Grade: B+

Ben Affleck and thrillers seem to be a winning combination. I quite enjoyed Gone Girl in 2014, and I liked Deep Water almost as much. The latter is a new Hulu Original movie directed by Adrian Lyne (Flashdance, 9 1/2 weeks, Fatal Attraction, Jacob’s Ladder, Indecent Proposal, Unfaithful) in his first film in 20 years.
After an interesting but unsure first half where things keep almost happening but don’t, events finally start to take place. Affleck garnered significant Oscar buzz earlier this year for The Tender Bar. The movie was a lame cookie-cutter Wonder Years cliche, and his performance was fine but predictable – the kind the Academy voters eat up. He would have fit right in with a nomination, but didn’t get one. He is better here, perhaps in part due to the material. He plays Vic Van Allen. His wife Melinda flirts – and often does more than that – with just about every young man she meets. She doesn’t make much of an effort to conceal this, and Vic – as apparently jealous as he is – is surprisingly blase about all of it. When he catches her in the act, which is often, he never interrupts or makes a scene. I wondered if it was an open marriage. There’s an early scene where he intimidates one of Melinda’s lovers by jokingly telling him he killed another of her lovers.
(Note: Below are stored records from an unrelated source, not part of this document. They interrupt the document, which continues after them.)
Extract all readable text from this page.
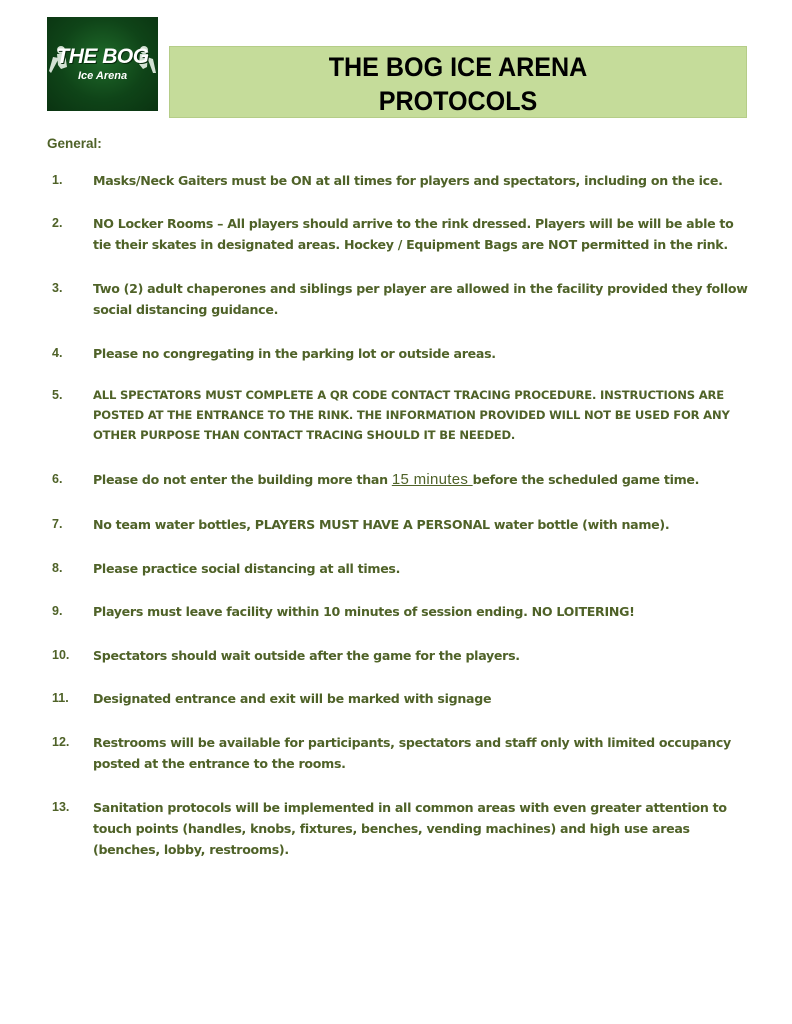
THE BOG
Ice Arena	THE BOG ICE ARENA
PROTOCOLS
General:
1.	Masks/Neck Gaiters must be ON at all times for players and spectators, including on the ice.
2.	NO Locker Rooms – All players should arrive to the rink dressed. Players will be will be able to tie their skates in designated areas. Hockey / Equipment Bags are NOT permitted in the rink.
3.	Two (2) adult chaperones and siblings per player are allowed in the facility provided they follow social distancing guidance.
4.	Please no congregating in the parking lot or outside areas.
5.	ALL SPECTATORS MUST COMPLETE A QR CODE CONTACT TRACING PROCEDURE. INSTRUCTIONS ARE POSTED AT THE ENTRANCE TO THE RINK. THE INFORMATION PROVIDED WILL NOT BE USED FOR ANY OTHER PURPOSE THAN CONTACT TRACING SHOULD IT BE NEEDED.
6.	Please do not enter the building more than 15 minutes before the scheduled game time.
7.	No team water bottles, PLAYERS MUST HAVE A PERSONAL water bottle (with name).
8.	Please practice social distancing at all times.
9.	Players must leave facility within 10 minutes of session ending. NO LOITERING!
10.	Spectators should wait outside after the game for the players.
11.	Designated entrance and exit will be marked with signage
12.	Restrooms will be available for participants, spectators and staff only with limited occupancy posted at the entrance to the rooms.
13.	Sanitation protocols will be implemented in all common areas with even greater attention to touch points (handles, knobs, fixtures, benches, vending machines) and high use areas (benches, lobby, restrooms).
Melinda’s behavior, we find out, is a cry for attention from her vacant husband. She wants to feel desired and valued by him again. She tells him that she likes the idea of him potentially having killed that guy, because that would mean she’s worth killing for. She is played by Ana de Armas, the star of Knives Out who was unknown to me but held her own in the midst of a large ensemble of familiar faces. Her role here is vastly different and multi-layered, conveying so much. I look forward to seeing more and more from her. Also turning up here is Tracy Letts, one of the greatest character actors working today. His prolific and versatile filmography in the last few years alone includes Little Women, Ford v Ferrari, The Post, Lady Bird, and The Big Short. I have loved, hated, and been mixed about the characters he has played. Lil Rel Howery, from Free Guy and Get Out, does his same old two-step as a fun wisecracking supporting character.
Deep Water is a movie that will inspire viewers who have seen it to get together in discussion groups, or – in the older days – have long conversations about it in the parking lot. All my questions about the logistical plot points were answered, but the film is thick with aspects to unpack – about, say, how the characters feel about everything, and what may be in store for them. Deep Water contains unexpected funny nuggets, like a character’s look of disappointment after a body rolls a long way down a hill but stops just before it falls into the river like they were hoping. And in a strange, macabre way, I saw a sweet love story here. Leave it to director Adrian Lyne to keep us engaged even when the action isn’t always moving forward.